As much as we hate to start our sentences with "as so-and-so said," we're breaking our rule here because this one is just too good. Here we go.
As scholar Marjorie Garber points out, all you have to do to see why Paris (the guy who wears down Juliet's dad until he agrees to let him marry Juliet) is such a good foil for Romeo – and why Juliet chose Romeo over him – is to contrast what Paris and Romeo each say outside Juliet's grave.
PARIS
The obsequies that I for thee will keep
Nightly shall be to strew thy grave and weep. (5.3.2)
Paris's language says: "I'm a stiff and lacking in passion." There's no way that Paris would die for Juliet. He'll probably make other marriage plans as soon as the appropriate mourning time has passed.
ROMEO
The time and my intents are savage-wild
More fierce and more inexorable far
Than empty tigers or the roaring sea. (5.3.1)
Romeo, in contrast, is furious over Juliet's death, and eloquent in his fury. He won't drip a few tears on Juliet's grave and then go home to bed. Unlike Paris, this guy is a passionate lover.
An actor can make Paris seem like a total jerk, or like a sympathetic nice guy who happened to get caught in somebody else's love story. In Baz Luhrmann's 1996 film Romeo + Juliet, Paul Rudd plays Paris as a handsome but undeniably dorky guy. His dance with Juliet at the Capulet ball is very awkward – he starts swing dancing a little – and Juliet keeps looking at Romeo and making "this is awkward" faces. (We should point out that in Shakespeare's text, Paris doesn't actually show up to the Capulet ball as expected.) Check out Paul Rudd ham it up as Paris in this clip of the costume ball scene.
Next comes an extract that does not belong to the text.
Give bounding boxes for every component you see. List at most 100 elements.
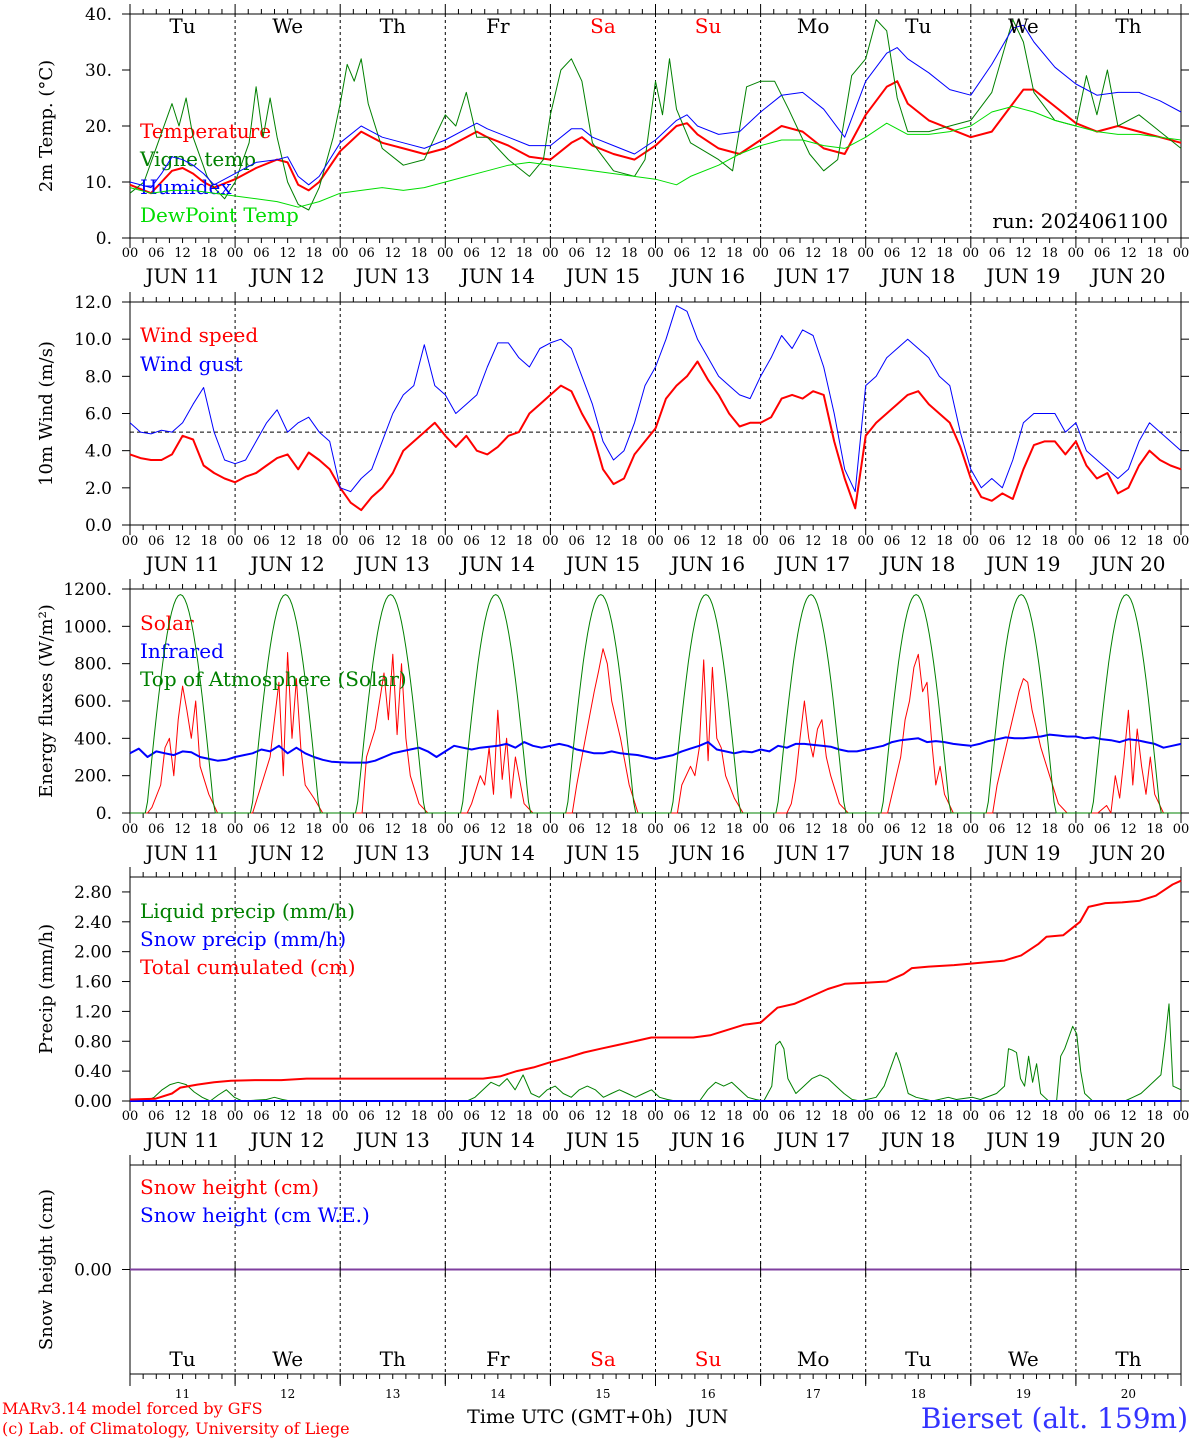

Paris's dialogue with Juliet in Friar Laurence's church can make him seem either a little clueless or a complete fool. Paris thinks Juliet is upset over Tybalt's death – he has no idea that she's already married to Romeo and that the prospect of marrying him makes her physically ill. It's easy to make some of Paris's lines seem overbearing and arrogant. He greets her with total confidence, "Happily met, my lady and my wife," he calls to her (4.1.3). Juliet and the audience cringe at this, but Paris keeps going. "Do not deny to him that you love me," Paris tells her (4.1.6). Later, when he looks at Juliet more closely, he tells her, "Poor soul, thy face is much abused with tears" (4.1.8). When she tells him that her face was bad enough to begin with, he reprimands her, "Thy face is mine, and thou hast slandered it," which hints at Paris's sense of ownership toward his fiancée (4.1.10). All of these lines together can make Paris come off as a spoiled boy who is used to getting everything he wants. His possessive attitude towards Juliet – especially laying claim to her face as his own – could come across as creepy and chauvinistic. It can seem like he's treating Juliet like another piece of property rather than a person.
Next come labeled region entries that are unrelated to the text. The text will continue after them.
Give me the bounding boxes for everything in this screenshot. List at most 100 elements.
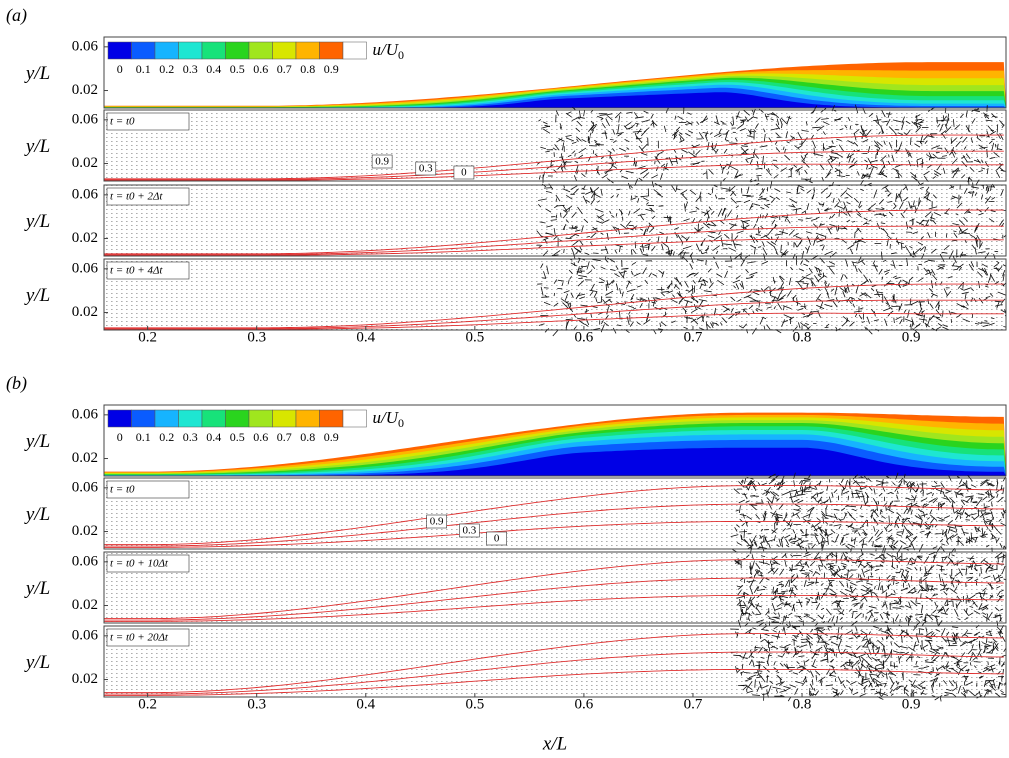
y-tick-label: 0.06 (72, 186, 99, 202)
vector-arrow (852, 493, 861, 494)
vector-arrow (739, 532, 747, 533)
colorbar-box (320, 42, 344, 59)
colorbar-label: 0.7 (277, 62, 292, 76)
contour-label: 0 (461, 167, 467, 179)
vector-arrow (575, 153, 576, 156)
y-tick-label: 0.06 (72, 260, 99, 276)
x-tick-label: 0.2 (138, 329, 157, 345)
x-tick-label: 0.8 (793, 696, 812, 712)
vector-arrow (889, 154, 890, 157)
vector-arrow (843, 487, 844, 490)
x-tick-label: 0.7 (684, 329, 703, 345)
vector-arrow (826, 508, 827, 516)
vector-arrow (552, 255, 559, 256)
y-tick-label: 0.02 (72, 230, 98, 246)
colorbar-label: 0.3 (183, 430, 198, 444)
vector-arrow (805, 481, 811, 482)
vector-arrow (765, 116, 769, 117)
x-tick-label: 0.7 (684, 696, 703, 712)
vector-arrow (870, 638, 871, 644)
vector-arrow (698, 224, 699, 233)
colorbar-label: 0.6 (253, 430, 268, 444)
colorbar-label: 0.2 (159, 430, 174, 444)
vector-field (104, 626, 1006, 697)
vector-arrow (902, 247, 905, 248)
vector-arrow (842, 491, 843, 496)
panel-label: (a) (6, 5, 27, 26)
vector-arrow (918, 302, 924, 303)
time-label: t = t0 + 4Δt (110, 265, 163, 277)
contour-label: 0.9 (430, 516, 444, 528)
vector-field (104, 259, 1006, 330)
vector-arrow (729, 143, 737, 144)
colorbar-label: 0.4 (206, 430, 221, 444)
y-tick-label: 0.02 (72, 304, 98, 320)
colorbar-label: 0.3 (183, 62, 198, 76)
y-axis-label: y/L (24, 136, 50, 157)
panel-label: (b) (6, 373, 27, 394)
x-tick-label: 0.4 (356, 696, 375, 712)
vector-arrow (924, 573, 931, 574)
vector-arrow (889, 516, 890, 523)
vector-arrow (913, 219, 914, 225)
vector-arrow (984, 321, 987, 322)
vector-arrow (541, 297, 549, 298)
colorbar-title-sub: 0 (398, 48, 404, 62)
colorbar-box (273, 410, 297, 427)
vector-arrow (974, 662, 981, 663)
y-tick-label: 0.06 (72, 111, 99, 127)
colorbar-box (179, 410, 203, 427)
colorbar-box (202, 42, 226, 59)
vector-arrow (886, 114, 891, 115)
y-axis-label: y/L (24, 211, 50, 232)
colorbar-box (155, 410, 179, 427)
colorbar-box (202, 410, 226, 427)
vector-arrow (733, 655, 741, 656)
y-tick-label: 0.06 (72, 553, 99, 569)
x-tick-label: 0.4 (356, 329, 375, 345)
vector-arrow (953, 601, 954, 607)
y-axis-label: y/L (24, 63, 50, 84)
vector-arrow (911, 138, 912, 145)
x-tick-label: 0.5 (465, 329, 484, 345)
vector-arrow (564, 249, 565, 253)
vector-arrow (728, 267, 732, 268)
vector-arrow (875, 566, 883, 567)
vector-arrow (706, 260, 707, 265)
y-axis-label: y/L (24, 431, 50, 452)
y-axis-label: y/L (24, 578, 50, 599)
colorbar-box (108, 42, 132, 59)
colorbar-label: 0.5 (230, 430, 245, 444)
colorbar-label: 0 (117, 430, 123, 444)
vector-arrow (848, 496, 849, 501)
vector-arrow (790, 317, 791, 324)
x-tick-label: 0.3 (247, 329, 266, 345)
colorbar-box (320, 410, 344, 427)
x-axis-label: x/L (542, 733, 567, 754)
colorbar-label: 0.7 (277, 430, 292, 444)
vector-arrow (781, 245, 782, 251)
vector-arrow (707, 171, 708, 180)
colorbar-label: 0.1 (136, 62, 151, 76)
y-tick-label: 0.06 (72, 479, 99, 495)
vector-arrow (884, 602, 885, 606)
colorbar-box (273, 42, 297, 59)
colorbar-box (249, 410, 273, 427)
vector-arrow (764, 163, 765, 169)
x-tick-label: 0.8 (793, 329, 812, 345)
y-tick-label: 0.06 (72, 406, 99, 422)
vector-arrow (807, 601, 808, 605)
colorbar-label: 0.6 (253, 62, 268, 76)
time-label: t = t0 (110, 484, 135, 496)
vector-arrow (908, 618, 909, 626)
y-tick-label: 0.02 (72, 523, 98, 539)
x-tick-label: 0.9 (902, 329, 921, 345)
contour-label: 0.9 (375, 156, 389, 168)
colorbar-box (108, 410, 132, 427)
colorbar-label: 0 (117, 62, 123, 76)
colorbar-box (226, 410, 250, 427)
contour-label: 0.3 (463, 525, 477, 537)
colorbar-box (179, 42, 203, 59)
colorbar-title-main: u/U (373, 408, 400, 427)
But these same lines can also be spoken as very earnest and well-meaning. Paris, after all, has no reason to believe that Juliet doesn't love him and isn't excited about their marriage. This is the impression that he gets from Juliet's parents, after all. In this interpretation, Paris's confidence in their marriage comes across as pathetic rather than obnoxious. Either way, though, the "holy kiss" that Paris gives Juliet at the end of the scene is painful for everybody. It's so formal and stiff – a complete contrast to Romeo's kisses.